Il y a quatre ans que le malheureux enfant, au lieu d'aller à son école gratuite, était, par un froid de quatre ou cinq degrés, allé jouer au bord du canal. Il tomba à l'eau, faillit se noyer et fût sauvé par miracle. Mais, nous l'avons dit, il avait fait l'école buissonnière ; au lieu de revenir à la maison et de se réchauffer près d'un bon feu, en supposant toutefois qu'il y eût du feu dans la maison, attendit sur une borne, où ses habits se glacèrent à son corps, que l'heure de la sortie de l'école sonnât, et à sept heures il rentra, transi, mourant, à moitié gelé.

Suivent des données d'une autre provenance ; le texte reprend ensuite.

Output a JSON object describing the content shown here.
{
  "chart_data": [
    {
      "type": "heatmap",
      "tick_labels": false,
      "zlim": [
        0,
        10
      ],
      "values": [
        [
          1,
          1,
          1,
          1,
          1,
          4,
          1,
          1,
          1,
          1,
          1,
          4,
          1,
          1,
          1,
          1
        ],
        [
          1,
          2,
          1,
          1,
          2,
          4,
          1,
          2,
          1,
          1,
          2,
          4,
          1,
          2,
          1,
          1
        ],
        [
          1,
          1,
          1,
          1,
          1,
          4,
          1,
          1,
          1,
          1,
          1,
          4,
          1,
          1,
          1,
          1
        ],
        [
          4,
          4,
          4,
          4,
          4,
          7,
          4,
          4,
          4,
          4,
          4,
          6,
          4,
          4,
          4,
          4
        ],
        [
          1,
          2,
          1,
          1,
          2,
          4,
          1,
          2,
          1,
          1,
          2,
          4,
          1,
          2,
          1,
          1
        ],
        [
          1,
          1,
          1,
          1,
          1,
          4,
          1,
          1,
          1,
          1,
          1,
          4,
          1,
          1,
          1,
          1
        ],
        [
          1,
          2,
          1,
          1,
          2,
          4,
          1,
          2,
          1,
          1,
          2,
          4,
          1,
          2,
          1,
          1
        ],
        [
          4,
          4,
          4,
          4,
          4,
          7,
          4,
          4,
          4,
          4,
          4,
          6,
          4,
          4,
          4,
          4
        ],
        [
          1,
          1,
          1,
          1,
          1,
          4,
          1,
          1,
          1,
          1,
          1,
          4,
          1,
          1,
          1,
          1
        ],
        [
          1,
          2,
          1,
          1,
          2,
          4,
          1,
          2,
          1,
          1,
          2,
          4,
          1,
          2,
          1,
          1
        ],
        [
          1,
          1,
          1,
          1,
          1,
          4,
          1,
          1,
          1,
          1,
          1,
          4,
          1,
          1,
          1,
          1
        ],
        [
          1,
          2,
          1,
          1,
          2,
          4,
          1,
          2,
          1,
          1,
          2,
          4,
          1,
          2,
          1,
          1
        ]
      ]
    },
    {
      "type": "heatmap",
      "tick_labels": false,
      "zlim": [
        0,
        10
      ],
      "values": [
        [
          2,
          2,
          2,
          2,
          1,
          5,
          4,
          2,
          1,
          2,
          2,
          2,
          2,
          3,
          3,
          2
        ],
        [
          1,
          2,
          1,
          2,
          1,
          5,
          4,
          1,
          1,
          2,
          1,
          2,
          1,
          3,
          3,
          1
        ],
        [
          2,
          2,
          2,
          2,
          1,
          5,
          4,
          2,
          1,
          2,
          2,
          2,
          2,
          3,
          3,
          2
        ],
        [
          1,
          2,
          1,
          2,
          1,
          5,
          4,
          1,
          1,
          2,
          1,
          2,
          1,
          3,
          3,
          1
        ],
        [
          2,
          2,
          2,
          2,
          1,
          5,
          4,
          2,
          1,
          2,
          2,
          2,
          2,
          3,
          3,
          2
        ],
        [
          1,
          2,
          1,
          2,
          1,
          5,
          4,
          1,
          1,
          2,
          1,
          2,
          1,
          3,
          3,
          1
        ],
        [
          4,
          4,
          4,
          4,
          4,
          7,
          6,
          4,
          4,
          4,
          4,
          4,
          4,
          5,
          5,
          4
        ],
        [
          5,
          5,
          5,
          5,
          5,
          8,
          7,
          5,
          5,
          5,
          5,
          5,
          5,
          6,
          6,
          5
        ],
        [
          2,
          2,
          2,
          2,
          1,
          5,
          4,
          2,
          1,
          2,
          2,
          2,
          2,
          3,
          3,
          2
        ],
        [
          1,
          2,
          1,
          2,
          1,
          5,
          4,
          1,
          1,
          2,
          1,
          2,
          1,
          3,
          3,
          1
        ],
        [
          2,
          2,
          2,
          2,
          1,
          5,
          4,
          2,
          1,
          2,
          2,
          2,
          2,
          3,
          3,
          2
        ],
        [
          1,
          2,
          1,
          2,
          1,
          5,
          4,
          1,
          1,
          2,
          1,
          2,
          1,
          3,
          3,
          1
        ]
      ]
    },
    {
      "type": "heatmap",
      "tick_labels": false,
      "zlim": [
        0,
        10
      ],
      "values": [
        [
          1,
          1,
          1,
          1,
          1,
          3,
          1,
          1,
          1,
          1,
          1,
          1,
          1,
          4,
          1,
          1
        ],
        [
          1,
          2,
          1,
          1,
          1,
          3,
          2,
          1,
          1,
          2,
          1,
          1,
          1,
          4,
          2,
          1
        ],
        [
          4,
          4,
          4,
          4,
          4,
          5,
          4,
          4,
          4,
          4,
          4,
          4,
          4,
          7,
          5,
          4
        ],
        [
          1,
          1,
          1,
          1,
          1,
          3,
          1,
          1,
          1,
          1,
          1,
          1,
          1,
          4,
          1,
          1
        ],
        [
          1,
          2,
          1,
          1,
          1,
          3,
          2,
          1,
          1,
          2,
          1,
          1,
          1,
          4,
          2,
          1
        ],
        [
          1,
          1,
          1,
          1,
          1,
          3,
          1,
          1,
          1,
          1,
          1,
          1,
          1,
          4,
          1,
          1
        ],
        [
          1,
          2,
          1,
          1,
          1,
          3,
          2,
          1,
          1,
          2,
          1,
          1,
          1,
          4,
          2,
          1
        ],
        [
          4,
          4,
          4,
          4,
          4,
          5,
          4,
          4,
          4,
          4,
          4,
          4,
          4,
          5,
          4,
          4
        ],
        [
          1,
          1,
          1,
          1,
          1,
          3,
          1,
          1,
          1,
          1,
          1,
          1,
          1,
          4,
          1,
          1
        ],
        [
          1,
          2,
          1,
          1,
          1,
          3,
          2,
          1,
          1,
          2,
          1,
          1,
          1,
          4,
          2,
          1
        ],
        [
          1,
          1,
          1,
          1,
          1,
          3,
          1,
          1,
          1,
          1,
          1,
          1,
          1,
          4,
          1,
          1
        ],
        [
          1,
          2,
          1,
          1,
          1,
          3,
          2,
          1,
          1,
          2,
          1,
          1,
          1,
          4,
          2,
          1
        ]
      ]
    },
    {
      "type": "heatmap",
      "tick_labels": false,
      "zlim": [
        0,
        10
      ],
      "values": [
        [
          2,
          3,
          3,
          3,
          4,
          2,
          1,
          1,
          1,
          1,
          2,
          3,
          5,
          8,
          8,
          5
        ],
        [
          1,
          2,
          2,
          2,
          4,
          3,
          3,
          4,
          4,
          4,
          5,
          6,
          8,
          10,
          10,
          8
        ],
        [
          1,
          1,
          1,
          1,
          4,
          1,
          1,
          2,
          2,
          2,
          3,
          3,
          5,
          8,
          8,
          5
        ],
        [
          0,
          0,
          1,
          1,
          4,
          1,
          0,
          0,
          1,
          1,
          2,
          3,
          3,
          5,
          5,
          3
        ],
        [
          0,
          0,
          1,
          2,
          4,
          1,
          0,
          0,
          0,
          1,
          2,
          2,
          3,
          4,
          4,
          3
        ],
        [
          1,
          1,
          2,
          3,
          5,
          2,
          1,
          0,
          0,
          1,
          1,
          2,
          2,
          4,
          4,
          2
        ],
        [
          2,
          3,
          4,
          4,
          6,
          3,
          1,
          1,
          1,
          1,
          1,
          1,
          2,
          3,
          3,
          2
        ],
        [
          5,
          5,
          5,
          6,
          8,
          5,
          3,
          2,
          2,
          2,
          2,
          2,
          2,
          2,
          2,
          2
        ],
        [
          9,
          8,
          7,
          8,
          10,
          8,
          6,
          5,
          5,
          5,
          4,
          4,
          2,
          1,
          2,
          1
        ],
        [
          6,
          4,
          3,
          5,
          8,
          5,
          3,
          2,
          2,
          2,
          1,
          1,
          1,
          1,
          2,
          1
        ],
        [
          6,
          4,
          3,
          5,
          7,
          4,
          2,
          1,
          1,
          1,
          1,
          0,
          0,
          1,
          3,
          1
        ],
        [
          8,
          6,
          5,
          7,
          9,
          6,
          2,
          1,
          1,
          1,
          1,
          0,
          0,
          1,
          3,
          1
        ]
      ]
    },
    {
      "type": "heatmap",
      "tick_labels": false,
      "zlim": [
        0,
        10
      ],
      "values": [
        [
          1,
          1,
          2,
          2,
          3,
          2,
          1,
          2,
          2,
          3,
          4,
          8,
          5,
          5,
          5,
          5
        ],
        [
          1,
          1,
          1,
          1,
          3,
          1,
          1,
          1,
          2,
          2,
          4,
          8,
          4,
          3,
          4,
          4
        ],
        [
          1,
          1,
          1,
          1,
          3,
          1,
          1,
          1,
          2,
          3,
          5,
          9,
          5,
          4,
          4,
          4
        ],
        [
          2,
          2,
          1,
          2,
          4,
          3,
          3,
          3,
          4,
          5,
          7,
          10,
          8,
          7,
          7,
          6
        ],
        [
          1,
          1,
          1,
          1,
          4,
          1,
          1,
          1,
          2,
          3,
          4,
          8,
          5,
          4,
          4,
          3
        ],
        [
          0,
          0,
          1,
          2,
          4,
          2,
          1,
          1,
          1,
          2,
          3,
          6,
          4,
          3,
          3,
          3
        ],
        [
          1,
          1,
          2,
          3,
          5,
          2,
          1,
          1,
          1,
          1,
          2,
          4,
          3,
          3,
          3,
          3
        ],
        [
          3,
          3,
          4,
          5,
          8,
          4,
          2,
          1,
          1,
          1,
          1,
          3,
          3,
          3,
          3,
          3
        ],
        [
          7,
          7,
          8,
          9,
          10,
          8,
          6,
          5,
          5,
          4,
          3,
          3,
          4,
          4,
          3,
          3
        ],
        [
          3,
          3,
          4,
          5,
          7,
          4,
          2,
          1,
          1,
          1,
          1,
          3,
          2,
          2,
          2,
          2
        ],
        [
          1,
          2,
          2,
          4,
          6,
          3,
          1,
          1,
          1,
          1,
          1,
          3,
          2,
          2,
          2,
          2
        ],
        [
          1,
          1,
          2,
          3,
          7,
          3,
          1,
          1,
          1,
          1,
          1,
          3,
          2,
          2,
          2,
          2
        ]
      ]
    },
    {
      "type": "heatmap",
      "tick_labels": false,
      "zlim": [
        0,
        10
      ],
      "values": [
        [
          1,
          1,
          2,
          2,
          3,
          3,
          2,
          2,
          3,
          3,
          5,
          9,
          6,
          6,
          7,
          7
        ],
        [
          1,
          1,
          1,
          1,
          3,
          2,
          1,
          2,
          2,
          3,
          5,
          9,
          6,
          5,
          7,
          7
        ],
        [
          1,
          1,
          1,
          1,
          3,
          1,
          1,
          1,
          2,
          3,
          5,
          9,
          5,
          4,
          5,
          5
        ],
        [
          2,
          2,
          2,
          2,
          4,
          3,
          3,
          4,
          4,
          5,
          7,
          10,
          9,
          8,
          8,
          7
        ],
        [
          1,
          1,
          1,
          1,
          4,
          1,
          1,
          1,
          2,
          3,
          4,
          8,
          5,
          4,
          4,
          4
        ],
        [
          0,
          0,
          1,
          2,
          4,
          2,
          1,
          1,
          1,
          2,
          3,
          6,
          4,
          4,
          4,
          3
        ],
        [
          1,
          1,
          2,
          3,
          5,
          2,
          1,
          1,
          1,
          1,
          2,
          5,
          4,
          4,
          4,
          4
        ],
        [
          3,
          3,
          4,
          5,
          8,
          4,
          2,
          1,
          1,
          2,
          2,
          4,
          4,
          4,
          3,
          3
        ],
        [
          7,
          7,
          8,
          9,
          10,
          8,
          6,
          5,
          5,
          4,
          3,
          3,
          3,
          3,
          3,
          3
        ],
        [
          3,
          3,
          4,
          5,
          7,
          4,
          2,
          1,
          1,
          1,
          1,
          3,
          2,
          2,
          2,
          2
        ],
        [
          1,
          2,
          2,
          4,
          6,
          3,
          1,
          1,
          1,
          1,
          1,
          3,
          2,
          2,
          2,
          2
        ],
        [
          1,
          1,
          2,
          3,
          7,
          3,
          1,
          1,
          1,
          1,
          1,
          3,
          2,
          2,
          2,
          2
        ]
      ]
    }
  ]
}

à partir de ce moment, il demeura pendant sept ou huit mois dans un état maladif, mais sans que rien se déclarât. Au bout de ce temps, deux maladies firent éclater leur symptômes ; une hypertrophie du cœur et une phtisie pulmonaire. Un peu de mieux pendant un mois ou deux avait écartés les médecins ; une rechute, qui eut lieu le surlendemain du jour où l'oncle était installé dans son appartement du Panthéon, nécessitait d'appeler un nouveau docteur.
Celui-ci, sans promettre la guérison, donna plus d'espérance que les autres ; seulement, il ordonna des bains de lait.
Les pauvres parents écoutèrent l'ordonnance la tête basse ; ils n'avaient pas osé demander au médecin s'il n'y avait pas quelque médicament moins coûteux qui équivalût à celui-là ; mais une fois le médecin sorti, ils se regardèrent.
- Des bains de lait ! Combien allaient coûter des bains de lait ?
On envoya chercher une baignoire, la plus petite qu'on pût trouver, et qu'on loua moyennant trois francs par mois, puis on alla chercher la laitière, on mit l'enfant dans un bain d'eau tiède et l'on mesure, d'après les litres d'eau tiède, ce qu'il faudrait de litres de lait.
Il en faudrait cinquante litres ! cinquante litres de lait coûtent dix francs.
On supplia la laitière de faire l'avance du premier bain. On avait pour la nourriture de la journée trois francs en tout dans la maison.
Les parents désespérés se demandaient comment faire ? L'enfant pleurait, et disait – il me faut des bains de lait pour me guérir ; je ne veux pas aller dans la terre avec ma sœur, il fait trop froid.
Jane avait quelques pratiques en retard. Il lui était dû une centaine de francs. Elle sortit, courut à pied par tout Paris, fit quatre ou cinq lieues ; elle rentra avec vingt et un francs ; elle n'avait pas voulu distraire six sous pour prendre un omnibus ; il y avait deux bains assurés et vingt sous à ajouter aux trois francs que possédait déjà la maison.